Are posts that were classified as a particular topic having their individual sentences put in the outlier category? Yes! A quick glance at the first row of our contingency_table tells us that a large number of sentences from every post level topic are being classified as outliers after sentence token level topic modelling.
Are sentences from certain topics tending to go to the same topic after tokenisation into sentences? In a lot of cases, yes eg. we looked at how topic 1 at the sentnece token level seems to correspond relatively well with topic 2 at the post level and topic 3 at the sentence token level corresponds best with topic 8 at the post level.
Should we tokenise our data into sentences? The big draw back of tokenising data for the purpose of modelling on smaller text chunks is processing time, it massively increases the dimensions of our embeddings (it more than doubled here). If we want to embed in r, this is not really feasible, if we are happy to embed using colab and load results into r, it only takes a few minutes and shouldn’t be a barrier. Tokenising data into sentences can really only improve our results by granulising them, however one question is how we would deal with posts that fall into multiple topics in terms of presenting them to a client. Another big advantage of tokenising data into sentences is that when you only have to scan one sentence, it makes it a lot easier for us as users to interpret data and understand what topics are about.

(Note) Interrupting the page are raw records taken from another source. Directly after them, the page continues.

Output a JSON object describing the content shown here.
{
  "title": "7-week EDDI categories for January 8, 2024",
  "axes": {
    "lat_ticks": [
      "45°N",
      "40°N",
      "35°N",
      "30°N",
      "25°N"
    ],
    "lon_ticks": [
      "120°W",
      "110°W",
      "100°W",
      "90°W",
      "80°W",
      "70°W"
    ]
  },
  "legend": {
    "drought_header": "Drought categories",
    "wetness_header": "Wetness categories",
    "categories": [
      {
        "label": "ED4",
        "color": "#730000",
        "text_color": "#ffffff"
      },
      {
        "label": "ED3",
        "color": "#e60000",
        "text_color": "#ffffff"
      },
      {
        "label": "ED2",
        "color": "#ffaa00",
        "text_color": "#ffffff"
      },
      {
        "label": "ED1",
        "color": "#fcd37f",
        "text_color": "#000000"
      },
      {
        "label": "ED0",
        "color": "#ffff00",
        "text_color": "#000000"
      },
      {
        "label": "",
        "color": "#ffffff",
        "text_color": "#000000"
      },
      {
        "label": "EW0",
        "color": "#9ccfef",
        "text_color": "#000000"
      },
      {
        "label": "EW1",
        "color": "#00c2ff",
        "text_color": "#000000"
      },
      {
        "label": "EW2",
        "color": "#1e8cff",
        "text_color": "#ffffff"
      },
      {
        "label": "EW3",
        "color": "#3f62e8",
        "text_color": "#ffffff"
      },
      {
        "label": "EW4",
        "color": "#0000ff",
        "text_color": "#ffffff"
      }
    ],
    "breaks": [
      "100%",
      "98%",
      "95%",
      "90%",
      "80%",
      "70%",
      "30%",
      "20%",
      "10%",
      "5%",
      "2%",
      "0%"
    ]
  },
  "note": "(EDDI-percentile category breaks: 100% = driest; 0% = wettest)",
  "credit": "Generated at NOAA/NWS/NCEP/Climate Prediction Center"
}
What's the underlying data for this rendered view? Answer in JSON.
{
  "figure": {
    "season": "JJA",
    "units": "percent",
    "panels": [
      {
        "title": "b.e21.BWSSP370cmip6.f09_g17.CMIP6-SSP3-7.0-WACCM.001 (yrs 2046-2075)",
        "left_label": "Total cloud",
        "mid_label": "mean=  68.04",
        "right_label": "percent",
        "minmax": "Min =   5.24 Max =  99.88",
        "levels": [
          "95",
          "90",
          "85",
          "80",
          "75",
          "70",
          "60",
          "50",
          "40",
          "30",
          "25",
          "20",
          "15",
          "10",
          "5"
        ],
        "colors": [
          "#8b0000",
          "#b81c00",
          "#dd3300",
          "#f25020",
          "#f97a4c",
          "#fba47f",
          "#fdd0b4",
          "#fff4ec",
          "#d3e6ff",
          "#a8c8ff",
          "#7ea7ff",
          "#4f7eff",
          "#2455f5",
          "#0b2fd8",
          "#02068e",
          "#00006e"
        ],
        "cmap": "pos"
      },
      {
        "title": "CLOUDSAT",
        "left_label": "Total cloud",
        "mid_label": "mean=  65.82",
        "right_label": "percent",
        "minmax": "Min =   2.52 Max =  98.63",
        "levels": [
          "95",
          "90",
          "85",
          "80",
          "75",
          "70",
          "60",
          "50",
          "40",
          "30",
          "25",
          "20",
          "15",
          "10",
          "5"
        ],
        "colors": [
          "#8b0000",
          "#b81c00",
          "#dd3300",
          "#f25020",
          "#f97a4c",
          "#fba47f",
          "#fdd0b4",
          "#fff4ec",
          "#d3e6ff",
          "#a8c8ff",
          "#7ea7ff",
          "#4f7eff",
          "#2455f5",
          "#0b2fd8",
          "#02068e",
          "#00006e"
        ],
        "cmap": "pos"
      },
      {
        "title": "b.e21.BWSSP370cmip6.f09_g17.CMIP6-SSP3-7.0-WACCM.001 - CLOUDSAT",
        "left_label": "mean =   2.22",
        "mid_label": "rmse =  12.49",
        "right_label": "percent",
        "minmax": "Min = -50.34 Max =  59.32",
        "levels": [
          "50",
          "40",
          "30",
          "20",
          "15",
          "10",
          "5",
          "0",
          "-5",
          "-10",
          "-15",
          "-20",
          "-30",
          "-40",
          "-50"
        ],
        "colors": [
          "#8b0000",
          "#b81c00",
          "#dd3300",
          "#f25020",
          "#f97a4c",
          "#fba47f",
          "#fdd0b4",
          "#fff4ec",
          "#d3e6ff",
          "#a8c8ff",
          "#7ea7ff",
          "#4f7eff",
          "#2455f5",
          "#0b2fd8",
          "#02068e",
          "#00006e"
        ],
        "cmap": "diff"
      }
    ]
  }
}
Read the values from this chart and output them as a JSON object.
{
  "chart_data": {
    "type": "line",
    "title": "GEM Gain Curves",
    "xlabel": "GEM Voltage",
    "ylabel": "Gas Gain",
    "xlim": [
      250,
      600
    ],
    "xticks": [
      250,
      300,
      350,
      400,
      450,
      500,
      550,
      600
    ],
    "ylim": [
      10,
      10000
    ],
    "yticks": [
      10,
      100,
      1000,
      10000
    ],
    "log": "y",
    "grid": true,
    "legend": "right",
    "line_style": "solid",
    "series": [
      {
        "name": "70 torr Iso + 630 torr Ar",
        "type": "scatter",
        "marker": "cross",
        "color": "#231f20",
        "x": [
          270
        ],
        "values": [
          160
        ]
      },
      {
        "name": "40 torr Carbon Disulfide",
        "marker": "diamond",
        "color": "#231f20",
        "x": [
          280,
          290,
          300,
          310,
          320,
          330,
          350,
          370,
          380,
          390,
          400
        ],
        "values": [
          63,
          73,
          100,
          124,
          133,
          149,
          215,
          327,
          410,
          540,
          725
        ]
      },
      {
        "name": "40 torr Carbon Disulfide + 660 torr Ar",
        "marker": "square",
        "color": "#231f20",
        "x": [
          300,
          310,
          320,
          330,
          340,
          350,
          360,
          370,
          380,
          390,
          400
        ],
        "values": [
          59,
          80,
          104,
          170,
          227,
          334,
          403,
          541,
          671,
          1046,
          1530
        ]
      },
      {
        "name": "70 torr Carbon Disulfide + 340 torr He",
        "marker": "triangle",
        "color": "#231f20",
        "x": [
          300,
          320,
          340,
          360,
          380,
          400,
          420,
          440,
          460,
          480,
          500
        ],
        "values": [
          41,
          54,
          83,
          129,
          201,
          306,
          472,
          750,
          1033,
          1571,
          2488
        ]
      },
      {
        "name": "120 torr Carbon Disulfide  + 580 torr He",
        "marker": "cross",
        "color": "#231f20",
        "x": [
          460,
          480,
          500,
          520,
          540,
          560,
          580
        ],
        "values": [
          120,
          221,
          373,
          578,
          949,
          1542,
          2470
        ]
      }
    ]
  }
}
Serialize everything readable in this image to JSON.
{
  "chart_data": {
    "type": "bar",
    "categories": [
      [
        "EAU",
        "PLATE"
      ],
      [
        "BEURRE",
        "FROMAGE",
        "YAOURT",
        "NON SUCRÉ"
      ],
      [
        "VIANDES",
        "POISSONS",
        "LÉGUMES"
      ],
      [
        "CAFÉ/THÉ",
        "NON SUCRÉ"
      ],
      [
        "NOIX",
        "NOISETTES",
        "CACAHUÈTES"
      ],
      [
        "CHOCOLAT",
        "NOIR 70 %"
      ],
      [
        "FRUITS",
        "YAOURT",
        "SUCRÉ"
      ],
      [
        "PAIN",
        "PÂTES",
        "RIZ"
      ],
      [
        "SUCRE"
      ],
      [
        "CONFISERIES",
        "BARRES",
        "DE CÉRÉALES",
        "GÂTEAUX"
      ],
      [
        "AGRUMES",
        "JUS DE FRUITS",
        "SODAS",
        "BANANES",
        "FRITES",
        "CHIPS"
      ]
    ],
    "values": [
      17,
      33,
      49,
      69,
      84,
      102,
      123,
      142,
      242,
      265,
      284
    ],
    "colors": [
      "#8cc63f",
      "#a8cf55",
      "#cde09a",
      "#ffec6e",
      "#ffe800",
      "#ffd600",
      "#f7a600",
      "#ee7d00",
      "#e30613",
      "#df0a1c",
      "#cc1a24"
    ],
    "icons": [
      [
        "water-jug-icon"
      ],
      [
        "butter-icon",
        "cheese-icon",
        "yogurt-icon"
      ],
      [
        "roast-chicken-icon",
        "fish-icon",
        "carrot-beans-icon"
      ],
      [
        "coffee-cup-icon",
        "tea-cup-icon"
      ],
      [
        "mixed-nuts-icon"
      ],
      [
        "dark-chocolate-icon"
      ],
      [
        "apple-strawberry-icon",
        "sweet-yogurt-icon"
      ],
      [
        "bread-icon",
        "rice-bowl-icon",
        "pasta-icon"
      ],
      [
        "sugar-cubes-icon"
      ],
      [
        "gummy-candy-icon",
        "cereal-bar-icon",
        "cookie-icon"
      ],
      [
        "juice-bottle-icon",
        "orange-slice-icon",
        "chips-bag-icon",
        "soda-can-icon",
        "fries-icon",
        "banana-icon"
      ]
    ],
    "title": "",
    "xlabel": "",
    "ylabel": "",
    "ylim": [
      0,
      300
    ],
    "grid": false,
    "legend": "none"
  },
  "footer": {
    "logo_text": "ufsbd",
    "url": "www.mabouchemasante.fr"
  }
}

Is there different results when embedding lowercase vs standard case data? Lowercasing the data does not appear to affect the identification of clusters, but does disagree on what is classified as an outlier. It seems that there has been consistent disagreement on outliers across this analysis and without a ground truth it is tough to say what best practice would be.
Should we remove mentions? The quick analysis above would suggest that sometimes things are grouped based on mentions. This may not always be a bad things and maybe sometimes it makes sense to form a topic around a mention. Removing mentions didn’t seem to alter our results too much and so if you feel it makes sense to remove them for your dataset, it should be ok to do.
Other comments: There has been consistent disagreement on outliers across this analysis. Without a ground truth it is impossible to say definitively what should and should not be an outlier and so the biggest takeaway for me is to be conscious when performing topic modelling and changing the outlier definition.